HFS NORTH AMERICA, INC., A CALIFORNIA CORPORATION, DEFENDANT.



The opinion of the court was delivered by: Garland E. Burrell, Jr. United States District Judge

ORDER GRANTING AND DENYING IN PART DEFENDANT'S MOTION FOR SUMMARY JUDGMENT

Defendant moves for summary judgment, or in the alternative, for partial summary judgment on claims in Plaintiff's Complaint.*fn1 Plaintiff alleges multiple claims in his Complaint under California's Fair Employment and Housing Act, wrongful termination in violation of public policy, and intentional infliction of emotional distress. For the reasons stated below, Defendant's motion will be granted and denied in part.

I. LEGAL STANDARD

A party seeking summary judgment bears the initial burden of demonstrating the absence of a genuine issue of material fact for trial. Celotex Corp. v. Catrett, 477 U.S. 317, 323 (1986). "A fact is 'material' when, under the governing substantive law, it could affect the outcome of the case." Thrifty Oil Co. v. Bank of Am. Nat. Trust and Sav. Ass'n, 322 F.3d 1039, 1046 (9th Cir. 2003)(quoting Anderson v. Liberty Lobby, Inc., 477 U.S. 242, 248 (1986)). An issue of material fact is "genuine" when "the evidence is such that a reasonable jury could return a verdict for the nonmoving party." Id.(internal quotation marks and citation omitted).

When the defendant is the moving party and is seeking summary judgment on one or more of a plaintiff's claims, [The defendant] has both the initial burden of production and the ultimate burden of persuasion on [the motion]. In order to carry its burden of production, the [defendant] must either produce evidence negating an essential element of the [plaintiff's claim] or show that the [plaintiff] does not have enough evidence of an essential element to carry its ultimate burden of persuasion at trial. In order to carry its ultimate burden of persuasion on the motion, the [defendant] must persuade the court that there is no genuine issue of material fact.

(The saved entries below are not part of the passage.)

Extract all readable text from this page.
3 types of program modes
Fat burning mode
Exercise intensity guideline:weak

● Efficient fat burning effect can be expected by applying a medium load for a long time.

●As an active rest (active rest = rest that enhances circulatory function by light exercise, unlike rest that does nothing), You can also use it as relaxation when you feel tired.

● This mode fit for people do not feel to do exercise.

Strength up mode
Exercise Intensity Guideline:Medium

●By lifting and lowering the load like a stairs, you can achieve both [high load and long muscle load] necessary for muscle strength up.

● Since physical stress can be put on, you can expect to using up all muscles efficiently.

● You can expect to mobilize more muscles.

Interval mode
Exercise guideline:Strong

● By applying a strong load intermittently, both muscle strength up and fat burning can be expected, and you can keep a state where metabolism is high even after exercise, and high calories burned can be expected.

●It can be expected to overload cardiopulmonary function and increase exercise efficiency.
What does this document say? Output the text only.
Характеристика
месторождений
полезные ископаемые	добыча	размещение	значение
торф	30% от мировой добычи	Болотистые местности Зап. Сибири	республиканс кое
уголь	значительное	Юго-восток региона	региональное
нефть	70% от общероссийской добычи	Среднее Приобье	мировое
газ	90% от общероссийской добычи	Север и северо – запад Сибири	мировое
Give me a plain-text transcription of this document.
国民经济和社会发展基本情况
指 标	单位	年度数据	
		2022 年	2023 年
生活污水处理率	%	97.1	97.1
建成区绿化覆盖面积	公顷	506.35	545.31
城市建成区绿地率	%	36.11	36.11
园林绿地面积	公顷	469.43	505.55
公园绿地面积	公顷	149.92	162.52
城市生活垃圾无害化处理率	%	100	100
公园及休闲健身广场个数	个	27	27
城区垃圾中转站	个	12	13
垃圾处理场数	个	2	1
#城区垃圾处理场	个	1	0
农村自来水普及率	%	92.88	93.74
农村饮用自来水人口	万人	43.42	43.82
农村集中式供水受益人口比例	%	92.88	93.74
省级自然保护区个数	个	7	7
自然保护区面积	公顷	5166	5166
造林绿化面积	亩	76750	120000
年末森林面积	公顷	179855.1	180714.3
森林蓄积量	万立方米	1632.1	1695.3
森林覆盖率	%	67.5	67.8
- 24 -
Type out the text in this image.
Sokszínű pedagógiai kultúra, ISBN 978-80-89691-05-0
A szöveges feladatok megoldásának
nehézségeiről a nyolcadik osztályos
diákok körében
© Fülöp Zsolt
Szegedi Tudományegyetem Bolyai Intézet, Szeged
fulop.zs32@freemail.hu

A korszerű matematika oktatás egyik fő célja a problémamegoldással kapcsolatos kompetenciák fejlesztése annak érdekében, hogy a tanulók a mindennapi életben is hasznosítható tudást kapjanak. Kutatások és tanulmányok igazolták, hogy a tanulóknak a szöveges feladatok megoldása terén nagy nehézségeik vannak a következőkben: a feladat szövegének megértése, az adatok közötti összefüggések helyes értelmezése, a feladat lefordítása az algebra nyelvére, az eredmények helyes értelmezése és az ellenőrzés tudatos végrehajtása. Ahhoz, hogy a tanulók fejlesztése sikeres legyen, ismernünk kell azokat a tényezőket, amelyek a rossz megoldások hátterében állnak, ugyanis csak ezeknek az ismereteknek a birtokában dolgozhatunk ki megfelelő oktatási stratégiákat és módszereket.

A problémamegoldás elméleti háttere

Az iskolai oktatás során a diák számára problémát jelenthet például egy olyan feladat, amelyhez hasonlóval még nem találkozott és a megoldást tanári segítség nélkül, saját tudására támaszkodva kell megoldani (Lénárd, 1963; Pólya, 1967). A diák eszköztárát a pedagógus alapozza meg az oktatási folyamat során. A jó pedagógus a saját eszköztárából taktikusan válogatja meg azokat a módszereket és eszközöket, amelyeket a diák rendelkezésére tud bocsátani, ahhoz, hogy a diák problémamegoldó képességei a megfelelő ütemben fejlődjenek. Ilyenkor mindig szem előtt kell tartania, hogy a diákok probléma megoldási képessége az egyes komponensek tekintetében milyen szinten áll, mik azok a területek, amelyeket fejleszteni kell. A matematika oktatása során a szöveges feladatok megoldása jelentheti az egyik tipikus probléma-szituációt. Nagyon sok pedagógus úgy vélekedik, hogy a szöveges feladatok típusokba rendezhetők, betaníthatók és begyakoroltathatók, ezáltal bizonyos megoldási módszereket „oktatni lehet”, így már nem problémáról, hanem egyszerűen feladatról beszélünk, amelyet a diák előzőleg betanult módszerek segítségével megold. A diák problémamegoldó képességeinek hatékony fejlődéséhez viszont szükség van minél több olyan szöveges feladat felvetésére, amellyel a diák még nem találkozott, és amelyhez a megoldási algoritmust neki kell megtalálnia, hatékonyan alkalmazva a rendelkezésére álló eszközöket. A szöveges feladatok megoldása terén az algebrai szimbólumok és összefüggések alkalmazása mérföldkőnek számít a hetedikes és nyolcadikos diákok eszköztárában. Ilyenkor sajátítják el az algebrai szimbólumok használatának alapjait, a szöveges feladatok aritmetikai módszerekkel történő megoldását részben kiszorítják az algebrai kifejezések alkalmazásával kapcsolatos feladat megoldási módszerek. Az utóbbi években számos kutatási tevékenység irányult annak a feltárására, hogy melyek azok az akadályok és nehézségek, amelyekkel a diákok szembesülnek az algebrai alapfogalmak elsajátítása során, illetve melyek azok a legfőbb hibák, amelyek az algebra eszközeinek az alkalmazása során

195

Nissan Fire & Marine Ins. Co., Ltd. v. Fritz Cos., Inc., 210 F.3d 1099, 1102 (9th Cir. 2000)(citations omitted). If the moving party satisfies its initial burden, "the non-moving party must set forth, by affidavit or as otherwise provided in [Federal] Rule [of Civil Procedure] 56, specific facts showing that there is a genuine issue for trial." T.W. Elec. Serv., Inc. v. Pacific Elec. Contractors Ass'n, 809 F.2d 626, 630 (9th Cir. 1987)(internal quotation marks and citation omitted). "[The] non-moving plaintiff cannot rest upon the mere allegations or denials of the adverse party's pleading but must instead produce evidence that sets forth specific facts showing that there is a genuine issue for trial." Estate of Tucker ex rel. Tucker v. Interscope Records, Inc., 515 F.3d 1019, 1030 (9th Cir. 2008) (internal quotation marks and citation omitted).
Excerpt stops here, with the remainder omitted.